IMHO it's insulting to both KT and 1176 that this thing is out. Having not heard it or used it I can't comment on its quality or authenticity. To me it's just a way to grab some kids cash.
The only potential upside of all this cloning would be for prices of the real things to come closer to earth, or for some true innovation with reguard to hardware. Lol neither of which has seem to hit the mainstream yet.
Anyway maybe it's actually cool. Who knows.
kmetal, post: 443360, member: 37533 wrote: The only potential upside of all this cloning would be for prices of the real things to come closer to earth, or for some true innovation with reguard to hardware
Not an invalid point. Some of these boutique pieces are, IMO, overpriced.
kmetal, post: 443360, member: 37533 wrote: Having not heard it or used it I can't comment on its quality or authenticity.
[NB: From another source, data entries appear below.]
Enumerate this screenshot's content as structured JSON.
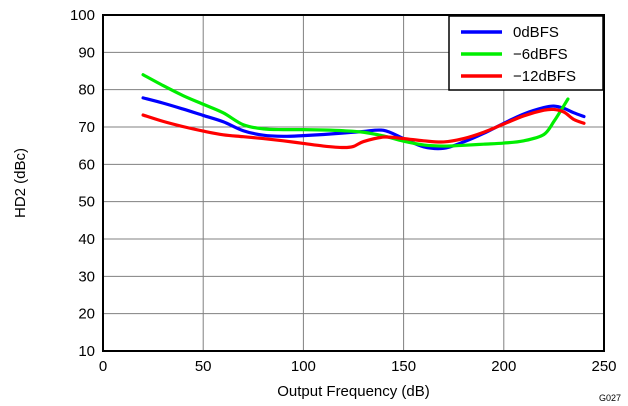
{
  "chart_data": {
    "type": "line",
    "title": "",
    "xlabel": "Output Frequency (dB)",
    "ylabel": "HD2 (dBc)",
    "xlim": [
      0,
      250
    ],
    "ylim": [
      10,
      100
    ],
    "xticks": [
      "0",
      "50",
      "100",
      "150",
      "200",
      "250"
    ],
    "yticks": [
      "10",
      "20",
      "30",
      "40",
      "50",
      "60",
      "70",
      "80",
      "90",
      "100"
    ],
    "grid": true,
    "legend_position": "top-right",
    "figure_tag": "G027",
    "series": [
      {
        "name": "0dBFS",
        "color": "#0000ff",
        "x": [
          20,
          30,
          40,
          50,
          60,
          70,
          80,
          90,
          100,
          110,
          120,
          130,
          140,
          150,
          160,
          170,
          180,
          190,
          200,
          210,
          220,
          225,
          230,
          235,
          240
        ],
        "y": [
          77.8,
          76.4,
          74.8,
          73.1,
          71.4,
          69.0,
          67.8,
          67.5,
          67.7,
          68.0,
          68.4,
          68.8,
          69.1,
          66.9,
          64.7,
          64.3,
          66.0,
          68.3,
          71.0,
          73.5,
          75.2,
          75.6,
          75.0,
          73.8,
          72.8
        ]
      },
      {
        "name": "−6dBFS",
        "color": "#00ee00",
        "x": [
          20,
          30,
          40,
          50,
          60,
          70,
          80,
          90,
          100,
          110,
          120,
          130,
          140,
          150,
          160,
          170,
          180,
          190,
          200,
          210,
          220,
          225,
          228,
          232
        ],
        "y": [
          84.0,
          81.1,
          78.4,
          76.1,
          73.8,
          70.6,
          69.5,
          69.3,
          69.3,
          69.2,
          69.0,
          68.6,
          67.6,
          66.2,
          65.2,
          64.9,
          65.1,
          65.4,
          65.7,
          66.3,
          68.0,
          71.5,
          74.0,
          77.5
        ]
      },
      {
        "name": "−12dBFS",
        "color": "#ff0000",
        "x": [
          20,
          30,
          40,
          50,
          60,
          70,
          80,
          90,
          100,
          110,
          120,
          125,
          130,
          140,
          150,
          160,
          170,
          180,
          190,
          200,
          210,
          220,
          225,
          230,
          235,
          240
        ],
        "y": [
          73.2,
          71.5,
          70.1,
          68.9,
          67.9,
          67.4,
          66.9,
          66.3,
          65.6,
          64.9,
          64.5,
          64.8,
          66.1,
          67.3,
          66.9,
          66.3,
          66.0,
          66.9,
          68.6,
          70.8,
          73.0,
          74.5,
          74.7,
          74.0,
          72.0,
          71.0
        ]
      }
    ]
  }
}
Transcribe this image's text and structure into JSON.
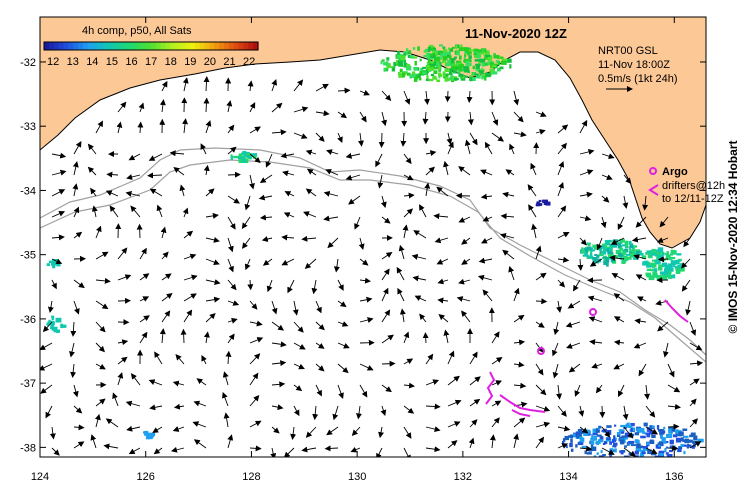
{
  "title": "11-Nov-2020 12Z",
  "colorbar": {
    "label": "4h comp, p50, All Sats",
    "ticks": [
      "12",
      "13",
      "14",
      "15",
      "16",
      "17",
      "18",
      "19",
      "20",
      "21",
      "22"
    ],
    "colors": [
      "#1a1aa0",
      "#2050e0",
      "#1ea0f0",
      "#10c8b0",
      "#20d870",
      "#50e030",
      "#b0f020",
      "#f0f010",
      "#f0a010",
      "#e05010",
      "#b01010"
    ]
  },
  "info": {
    "line1": "NRT00 GSL",
    "line2": "11-Nov 18:00Z",
    "line3": "0.5m/s (1kt 24h)"
  },
  "legend": {
    "argo_label": "Argo",
    "drifter_line1": "drifters@12h",
    "drifter_line2": "to 12/11-12Z"
  },
  "credit": "© IMOS 15-Nov-2020 12:34 Hobart",
  "axes": {
    "x_ticks": [
      "124",
      "126",
      "128",
      "130",
      "132",
      "134",
      "136"
    ],
    "y_ticks": [
      "-32",
      "-33",
      "-34",
      "-35",
      "-36",
      "-37",
      "-38"
    ],
    "xlim": [
      124,
      136.6
    ],
    "ylim": [
      -38.15,
      -31.3
    ]
  },
  "colors": {
    "land": "#fcc896",
    "argo": "#e020e0",
    "contour": "#a0a0a0"
  }
}
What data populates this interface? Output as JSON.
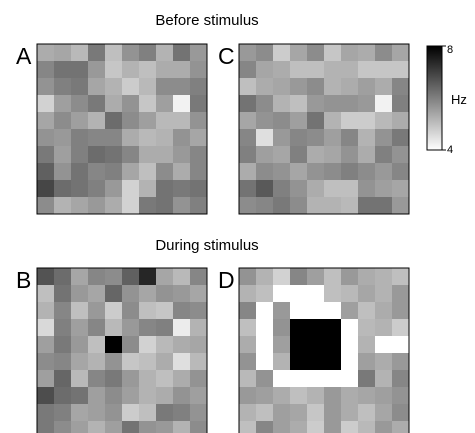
{
  "chart_data": {
    "type": "heatmap",
    "section_titles": {
      "top": "Before stimulus",
      "bottom": "During stimulus"
    },
    "colorbar": {
      "min": 4,
      "max": 8,
      "ticks": [
        "8",
        "4"
      ],
      "unit": "Hz",
      "colormap": [
        "#ffffff",
        "#000000"
      ]
    },
    "grid_size": [
      10,
      10
    ],
    "panels": [
      {
        "label": "A",
        "values": [
          [
            5.3,
            5.4,
            5.1,
            6.1,
            5.0,
            5.7,
            6.0,
            5.2,
            6.2,
            5.6
          ],
          [
            5.9,
            6.2,
            6.2,
            5.6,
            4.9,
            5.2,
            5.0,
            5.3,
            5.3,
            5.7
          ],
          [
            5.7,
            6.0,
            6.1,
            5.4,
            5.2,
            4.8,
            5.1,
            5.8,
            5.8,
            6.0
          ],
          [
            4.7,
            5.5,
            5.8,
            6.1,
            5.3,
            5.7,
            4.9,
            5.5,
            4.2,
            6.1
          ],
          [
            5.4,
            5.8,
            5.5,
            5.2,
            6.3,
            5.8,
            5.5,
            5.1,
            5.1,
            5.7
          ],
          [
            5.7,
            5.6,
            6.0,
            5.9,
            5.9,
            5.3,
            5.1,
            5.2,
            5.7,
            5.4
          ],
          [
            6.1,
            5.5,
            6.0,
            6.3,
            6.2,
            5.9,
            5.3,
            5.3,
            5.6,
            5.9
          ],
          [
            6.5,
            5.7,
            6.2,
            5.9,
            6.0,
            5.4,
            5.0,
            5.8,
            5.3,
            5.9
          ],
          [
            6.9,
            6.3,
            6.2,
            6.0,
            5.6,
            4.7,
            5.2,
            6.2,
            6.1,
            6.2
          ],
          [
            5.8,
            5.2,
            5.4,
            5.6,
            5.3,
            4.7,
            6.1,
            6.2,
            5.7,
            6.0
          ]
        ]
      },
      {
        "label": "C",
        "values": [
          [
            5.6,
            5.8,
            4.8,
            5.4,
            5.8,
            4.9,
            5.4,
            5.3,
            5.8,
            5.4
          ],
          [
            5.9,
            5.4,
            5.3,
            5.0,
            5.0,
            5.2,
            5.2,
            4.9,
            4.9,
            4.9
          ],
          [
            5.0,
            5.3,
            5.4,
            5.6,
            5.8,
            5.2,
            5.3,
            5.5,
            5.3,
            5.9
          ],
          [
            6.2,
            5.8,
            5.2,
            5.0,
            5.6,
            5.7,
            5.7,
            5.6,
            4.2,
            6.0
          ],
          [
            5.4,
            5.7,
            5.8,
            5.5,
            6.2,
            5.2,
            4.8,
            4.8,
            5.1,
            5.3
          ],
          [
            5.9,
            4.5,
            5.6,
            5.9,
            5.8,
            5.5,
            5.9,
            5.2,
            5.7,
            6.1
          ],
          [
            6.0,
            5.5,
            5.4,
            6.0,
            5.3,
            5.4,
            5.7,
            5.3,
            6.0,
            5.7
          ],
          [
            5.3,
            5.8,
            5.7,
            5.4,
            5.7,
            5.8,
            6.0,
            5.8,
            5.6,
            5.9
          ],
          [
            6.2,
            6.6,
            6.0,
            5.7,
            5.3,
            5.0,
            5.0,
            5.7,
            5.5,
            5.4
          ],
          [
            5.8,
            5.9,
            6.1,
            5.8,
            5.2,
            5.2,
            5.1,
            6.2,
            6.2,
            5.6
          ]
        ]
      },
      {
        "label": "B",
        "values": [
          [
            6.7,
            6.3,
            5.4,
            5.9,
            5.8,
            6.5,
            7.4,
            5.4,
            5.1,
            5.9
          ],
          [
            5.0,
            6.2,
            5.6,
            5.4,
            6.4,
            5.7,
            5.4,
            5.7,
            5.6,
            5.4
          ],
          [
            5.2,
            5.9,
            5.0,
            5.6,
            4.8,
            5.8,
            5.0,
            4.9,
            5.9,
            5.8
          ],
          [
            4.6,
            6.0,
            5.5,
            5.9,
            5.1,
            5.6,
            5.9,
            6.0,
            4.3,
            5.2
          ],
          [
            5.5,
            6.1,
            5.6,
            5.0,
            8.0,
            5.8,
            4.7,
            5.1,
            5.3,
            5.4
          ],
          [
            5.8,
            5.9,
            5.4,
            5.2,
            5.7,
            4.9,
            5.0,
            5.3,
            4.5,
            5.1
          ],
          [
            5.5,
            6.4,
            5.1,
            5.9,
            6.1,
            5.6,
            5.2,
            5.0,
            5.3,
            5.7
          ],
          [
            6.8,
            6.3,
            6.2,
            5.5,
            5.8,
            5.5,
            5.2,
            5.3,
            5.7,
            5.5
          ],
          [
            6.1,
            6.0,
            5.4,
            5.5,
            5.7,
            4.8,
            5.0,
            6.1,
            6.0,
            5.7
          ],
          [
            6.1,
            5.8,
            5.5,
            5.2,
            5.5,
            6.2,
            5.7,
            5.6,
            5.2,
            5.8
          ]
        ]
      },
      {
        "label": "D",
        "values": [
          [
            5.7,
            5.2,
            4.7,
            5.9,
            5.5,
            5.0,
            5.6,
            5.3,
            5.2,
            5.0
          ],
          [
            5.2,
            5.0,
            4.0,
            4.0,
            4.0,
            5.0,
            5.1,
            5.4,
            5.2,
            5.6
          ],
          [
            5.9,
            4.0,
            5.6,
            4.0,
            4.0,
            4.0,
            5.5,
            5.0,
            5.3,
            5.6
          ],
          [
            5.0,
            4.0,
            5.7,
            8.0,
            8.0,
            8.0,
            4.0,
            5.1,
            5.2,
            4.8
          ],
          [
            5.3,
            4.0,
            5.5,
            8.0,
            8.0,
            8.0,
            4.0,
            5.2,
            4.0,
            4.0
          ],
          [
            5.7,
            4.0,
            5.2,
            8.0,
            8.0,
            8.0,
            4.0,
            5.5,
            5.3,
            5.6
          ],
          [
            5.1,
            5.7,
            4.0,
            4.0,
            4.0,
            4.0,
            4.0,
            6.1,
            5.2,
            5.9
          ],
          [
            5.6,
            5.5,
            5.3,
            5.0,
            5.2,
            5.6,
            5.3,
            5.4,
            5.5,
            5.7
          ],
          [
            5.2,
            5.0,
            5.5,
            5.4,
            4.9,
            5.6,
            5.3,
            5.0,
            5.4,
            5.8
          ],
          [
            5.0,
            5.9,
            5.5,
            5.3,
            4.8,
            5.6,
            4.8,
            5.1,
            5.6,
            5.3
          ]
        ]
      }
    ]
  }
}
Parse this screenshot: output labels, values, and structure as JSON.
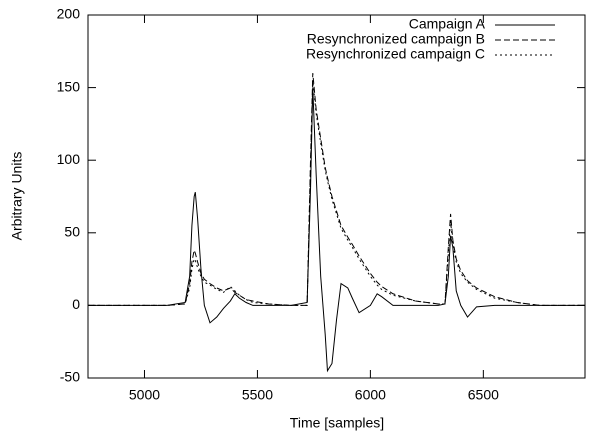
{
  "chart_data": {
    "type": "line",
    "x_label": "Time [samples]",
    "y_label": "Arbitrary Units",
    "x": [
      4750,
      4800,
      4900,
      5000,
      5100,
      5180,
      5200,
      5210,
      5220,
      5225,
      5235,
      5250,
      5265,
      5290,
      5320,
      5350,
      5380,
      5400,
      5420,
      5450,
      5480,
      5550,
      5650,
      5720,
      5735,
      5745,
      5760,
      5780,
      5800,
      5810,
      5830,
      5850,
      5870,
      5900,
      5920,
      5950,
      6000,
      6030,
      6050,
      6100,
      6200,
      6300,
      6330,
      6345,
      6355,
      6365,
      6380,
      6400,
      6430,
      6470,
      6550,
      6650,
      6750,
      6950
    ],
    "series": [
      {
        "name": "Campaign A",
        "color": "#000000",
        "style": "solid",
        "values": [
          0,
          0,
          0,
          0,
          0,
          2,
          20,
          55,
          75,
          78,
          60,
          25,
          0,
          -12,
          -8,
          -2,
          3,
          8,
          5,
          2,
          0,
          0,
          0,
          2,
          80,
          150,
          90,
          20,
          -20,
          -45,
          -40,
          -10,
          15,
          12,
          5,
          -5,
          0,
          8,
          6,
          0,
          0,
          0,
          1,
          20,
          48,
          40,
          10,
          0,
          -8,
          -1,
          0,
          0,
          0,
          0
        ]
      },
      {
        "name": "Resynchronized campaign B",
        "color": "#000000",
        "style": "dashed",
        "values": [
          0,
          0,
          0,
          0,
          0,
          1,
          15,
          30,
          38,
          36,
          30,
          22,
          18,
          15,
          12,
          10,
          12,
          9,
          7,
          4,
          3,
          1,
          0,
          0,
          100,
          160,
          135,
          115,
          95,
          88,
          75,
          65,
          55,
          47,
          42,
          34,
          22,
          16,
          13,
          8,
          3,
          1,
          1,
          40,
          63,
          45,
          32,
          24,
          17,
          12,
          6,
          2,
          0,
          0
        ]
      },
      {
        "name": "Resynchronized campaign C",
        "color": "#000000",
        "style": "dotted",
        "values": [
          0,
          0,
          0,
          0,
          0,
          1,
          12,
          25,
          32,
          31,
          26,
          20,
          16,
          14,
          11,
          9,
          13,
          10,
          7,
          4,
          2,
          1,
          0,
          0,
          95,
          155,
          132,
          112,
          93,
          86,
          73,
          63,
          53,
          45,
          40,
          32,
          20,
          14,
          11,
          7,
          3,
          1,
          1,
          35,
          58,
          42,
          30,
          22,
          16,
          11,
          5,
          2,
          0,
          0
        ]
      }
    ],
    "xlim": [
      4750,
      6950
    ],
    "xticks": [
      5000,
      5500,
      6000,
      6500
    ],
    "ylim": [
      -50,
      200
    ],
    "yticks": [
      -50,
      0,
      50,
      100,
      150,
      200
    ],
    "legend": "top-right",
    "grid": false
  }
}
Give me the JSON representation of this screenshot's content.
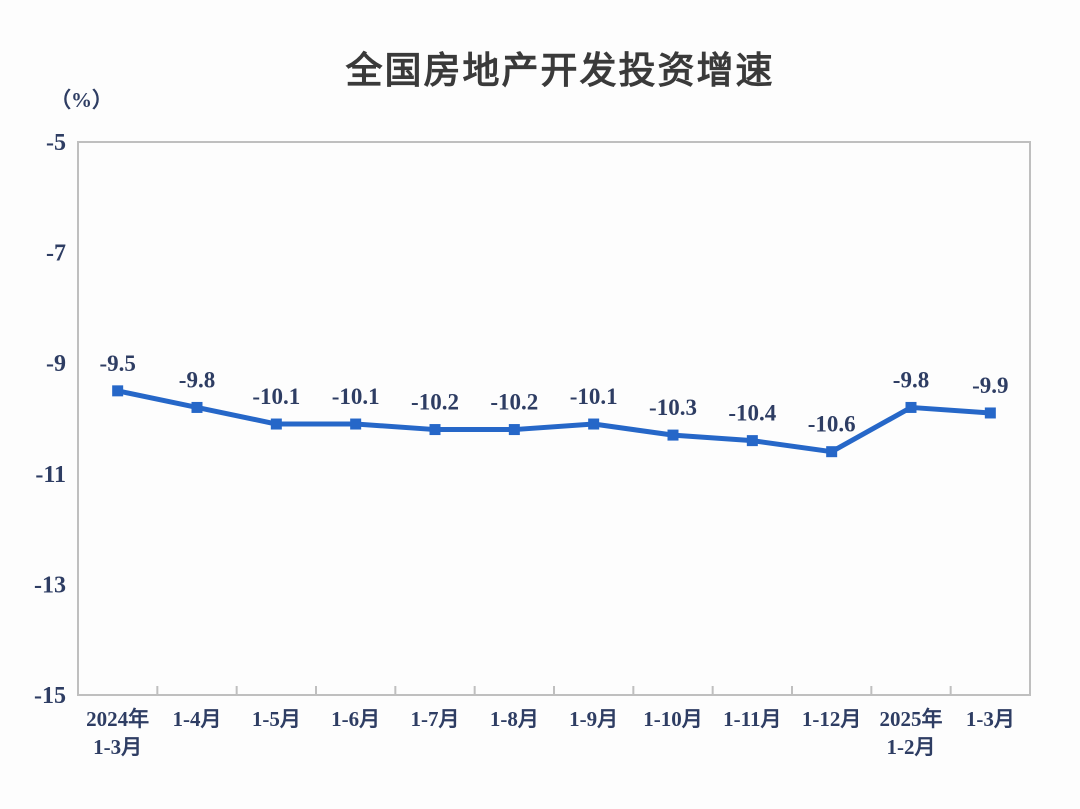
{
  "page": {
    "background_color": "#fdfdfd"
  },
  "chart_data": {
    "type": "line",
    "title": "全国房地产开发投资增速",
    "unit_label": "（%）",
    "categories": [
      "2024年\n1-3月",
      "1-4月",
      "1-5月",
      "1-6月",
      "1-7月",
      "1-8月",
      "1-9月",
      "1-10月",
      "1-11月",
      "1-12月",
      "2025年\n1-2月",
      "1-3月"
    ],
    "values": [
      -9.5,
      -9.8,
      -10.1,
      -10.1,
      -10.2,
      -10.2,
      -10.1,
      -10.3,
      -10.4,
      -10.6,
      -9.8,
      -9.9
    ],
    "point_labels": [
      "-9.5",
      "-9.8",
      "-10.1",
      "-10.1",
      "-10.2",
      "-10.2",
      "-10.1",
      "-10.3",
      "-10.4",
      "-10.6",
      "-9.8",
      "-9.9"
    ],
    "xlabel": "",
    "ylabel": "（%）",
    "ylim": [
      -15,
      -5
    ],
    "yticks": [
      -5,
      -7,
      -9,
      -11,
      -13,
      -15
    ],
    "grid": false,
    "legend_position": "none",
    "series_name": "全国房地产开发投资增速",
    "series_color": "#2667C8",
    "text_color": "#2E3D63",
    "title_color": "#3A3A3A",
    "border_color": "#BFBFBF"
  }
}
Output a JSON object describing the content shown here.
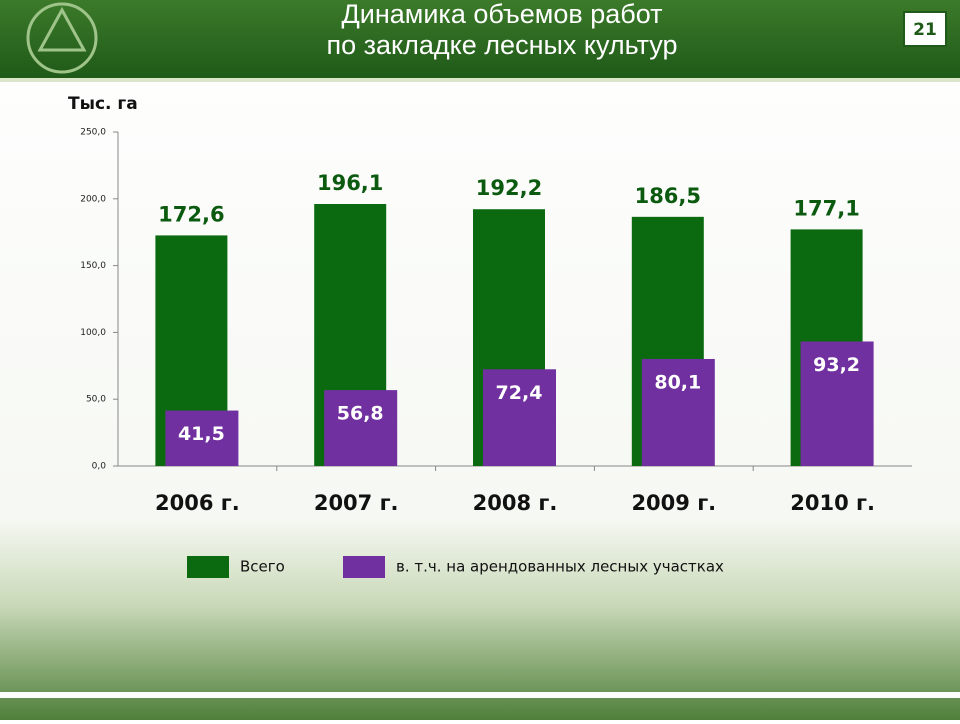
{
  "slide": {
    "title_lines": [
      "Динамика объемов работ",
      "по закладке лесных культур"
    ],
    "page_number": 21
  },
  "chart_data": {
    "type": "bar",
    "y_label": "Тыс. га",
    "categories": [
      "2006 г.",
      "2007 г.",
      "2008 г.",
      "2009 г.",
      "2010 г."
    ],
    "series": [
      {
        "name": "Всего",
        "color": "#0b6a10",
        "values": [
          172.6,
          196.1,
          192.2,
          186.5,
          177.1
        ],
        "value_labels": [
          "172,6",
          "196,1",
          "192,2",
          "186,5",
          "177,1"
        ]
      },
      {
        "name": "в. т.ч. на арендованных лесных участках",
        "color": "#7030a0",
        "values": [
          41.5,
          56.8,
          72.4,
          80.1,
          93.2
        ],
        "value_labels": [
          "41,5",
          "56,8",
          "72,4",
          "80,1",
          "93,2"
        ]
      }
    ],
    "ylim": [
      0,
      250
    ],
    "yticks": [
      {
        "value": 0,
        "label": "0,0"
      },
      {
        "value": 50,
        "label": "50,0"
      },
      {
        "value": 100,
        "label": "100,0"
      },
      {
        "value": 150,
        "label": "150,0"
      },
      {
        "value": 200,
        "label": "200,0"
      },
      {
        "value": 250,
        "label": "250,0"
      }
    ]
  }
}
We'll just have to wait and see...
I heard the warmaudio version wasn't that bad.. maybe this one will be the same.. who knows ? .. Let's wait for the real world tests ;)
WarmAudio generally uses Cinemag XFO's in their stuff... this one from KT is using Midas XFO's. Midas pre's (XFO's) used to be very good-sounding, and they may still be - I don't know anything about Midas since they were picked up by Behringer last year.
I would assume that some corners were cut along the way in order to get it down to the price range that the KT is in; but whether or not those cut corners will be obvious sonically or not, will remain to be seen ( heard) until someone actually tries one out; preferably someone who has experience with a real 1176.
edit: then again, I've worked with real 1176's that didn't sound the same as others. I recall working at a studio in L.A. once many years ago, where there were three 1176's in a rack - two black-faced models, and one blue-stripe model, and one of the black faces sounded more like the blue stripe than it did to the other black face... so go figure... ;)
Maybe relevant, maybe not…. I have several old (pre-Behr##ger) Klark graphic and parametric EQs , and I bought one of the purple, Square One Graphics to evaluate. The SQ1EQ is significantly less expensive ($399), as it should be, and there's a night and day difference between it and the DN series Klarks. Is it good enough to handle monitors for a rock band? Yep. Would it be better than a low-end 2-series dbx 231 ($149), or similar? Probably, yes on all counts. But I'm not sure it would do very well in a shootout with one of my better dbx 20-series, or even 10-series EQs, like a 2231 ($529), or 1231 ($359). And like I said, sonically speaking, it's nowhere near the same league as the real Klarks, or my BSS Opal series.
So I guess the moral of the story here is, you're probably going to get your money's worth. The technology for 1176s, and graphic EQs has been around for decades. It's hard to believe a piece of equipment that has been on the "desirable" list, can suddenly be made without compromising audio-quality / build-quality at a fraction of the cost.
There's a klark graphic on the ureis at the big studio and i found it extremely transparent. I do wish the industry would decide on which pin should be hot on a balanced connection. I wonder what they chose to do w the 1176 clone.